Near the end, a Brazilian player helping a German player to his feet after a collision

Feeling the agony of 200,000,000 Brazilians after the team’s worst ever defeat


Such a magnifying glass … sports.  Showing us our fragility, heartbreak, joy.  Arms straight up or face buried in hands, it’s the human condition.  Whether we’re German, Brazilian or Canadian, we know the story.

Costa Rica versus Italy

In the World Cup of soccer, this is a minnow facing a salmon.  Costa Rica is ranked 28th in the world, with a population of 5,000,000.  Italy is 9th, with 61,000,000.  I wonder why I always pull for the underdog, the little guy.  I guess it’s a part of my “no one left out” vision of life.

So I want someone to win, and someone else to lose.  I get nervous when my team is behind.  Costa Rica is “me”, and Italy is certainly “not me”.  But Costa Rica doesn’t always succeed, and even if they do eventually win the match, they’re often trailing their opponent at the half.  So … I get to be unhappy a fair bit of the time.   Gosh, is that really necessary?  Isn’t there some other approach I can take to “the beautiful game”?
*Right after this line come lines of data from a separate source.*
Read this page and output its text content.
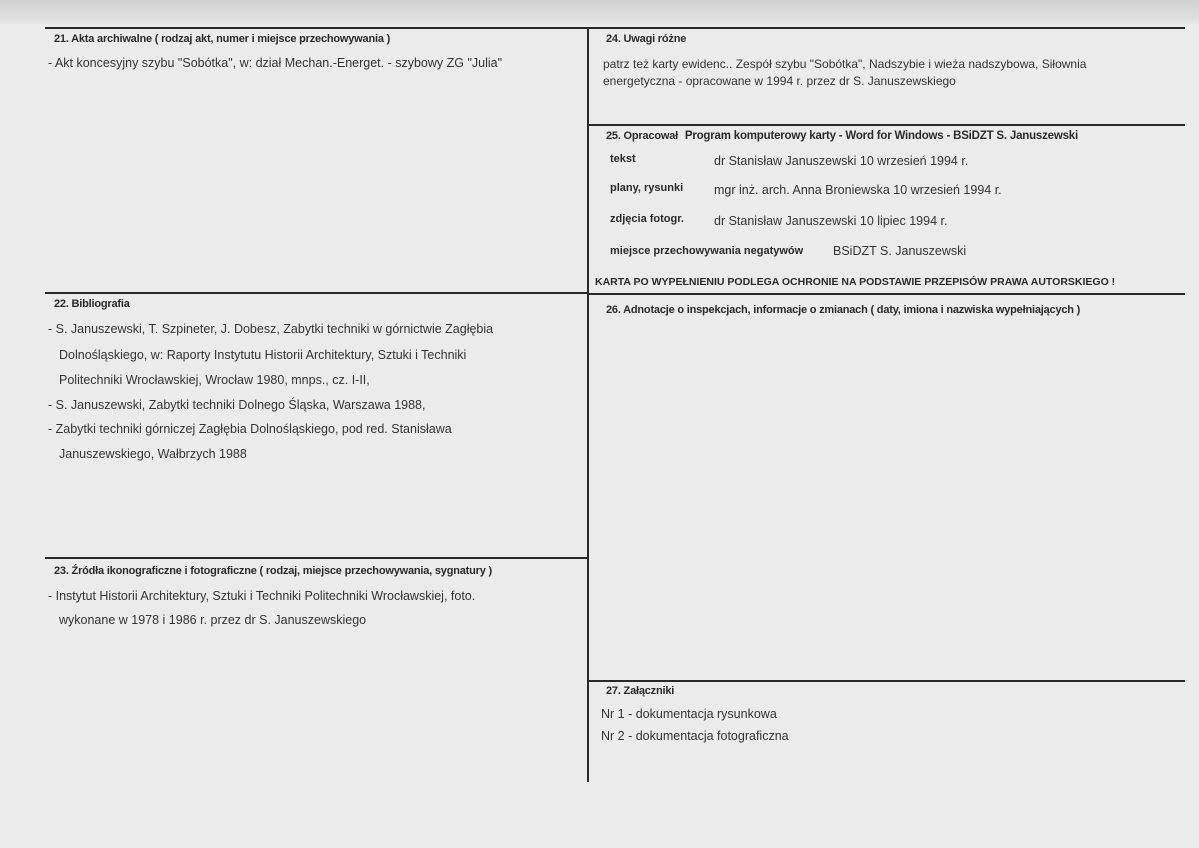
21. Akta archiwalne ( rodzaj akt, numer i miejsce przechowywania )
- Akt koncesyjny szybu "Sobótka", w: dział Mechan.-Energet. - szybowy ZG "Julia"
22. Bibliografia
- S. Januszewski, T. Szpineter, J. Dobesz, Zabytki techniki w górnictwie Zagłębia
Dolnośląskiego, w: Raporty Instytutu Historii Architektury, Sztuki i Techniki
Politechniki Wrocławskiej, Wrocław 1980, mnps., cz. I-II,
- S. Januszewski, Zabytki techniki Dolnego Śląska, Warszawa 1988,
- Zabytki techniki górniczej Zagłębia Dolnośląskiego, pod red. Stanisława
Januszewskiego, Wałbrzych 1988
23. Źródła ikonograficzne i fotograficzne ( rodzaj, miejsce przechowywania, sygnatury )
- Instytut Historii Architektury, Sztuki i Techniki Politechniki Wrocławskiej, foto.
wykonane w 1978 i 1986 r. przez dr S. Januszewskiego
24. Uwagi różne
patrz też karty ewidenc.. Zespół szybu "Sobótka", Nadszybie i wieża nadszybowa, Siłownia
energetyczna - opracowane w 1994 r. przez dr S. Januszewskiego
25. Opracował Program komputerowy karty - Word for Windows - BSiDZT S. Januszewski
tekst	dr Stanisław Januszewski 10 wrzesień 1994 r.
plany, rysunki mgr inż. arch. Anna Broniewska 10 wrzesień 1994 r.
zdjęcia fotogr. dr Stanisław Januszewski 10 lipiec 1994 r.
miejsce przechowywania negatywów BSiDZT S. Januszewski
KARTA PO WYPEŁNIENIU PODLEGA OCHRONIE NA PODSTAWIE PRZEPISÓW PRAWA AUTORSKIEGO !
26. Adnotacje o inspekcjach, informacje o zmianach ( daty, imiona i nazwiska wypełniających )
27. Załączniki
Nr 1 - dokumentacja rysunkowa
Nr 2 - dokumentacja fotograficzna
Maybe.  How about if I pull for the team who plays to win, rather than the one trying not to lose?  The players who push the ball up the field with long passes, who shoot first and pass second when the scoring opportunity is there, and on defence throw their foot at the opponent’s ball to knock it away, risking a penalty if that foot contacts leg first, rather than the ball.

Or … cheer for the team who really belts out their national anthem at the beginning of the game, whose fans chant and sing and jump up and down.  You know, a country that drips with passion for life.

On the other hand, maybe I don’t have to cheer for either team.  I could just drink in the essence of great plays – the hard shot that looks like it’s going wide right and then curves towards the net, only to be batted away by a horizontally leaping goaltender.  The deft flick of the head or of the outside of the foot, placing the ball softly at the feet of an onrushing teammate.  I could just cheer for wonderfulness, no matter the colour of the jersey.  And  I could stand up for games that are close all the way through, where the excellence of one team sparks the excellence of the other.  Wow … maybe I could be happy all the time during World Cup 2014.

By the way, Costa Rica won 1-0.  I’m happy.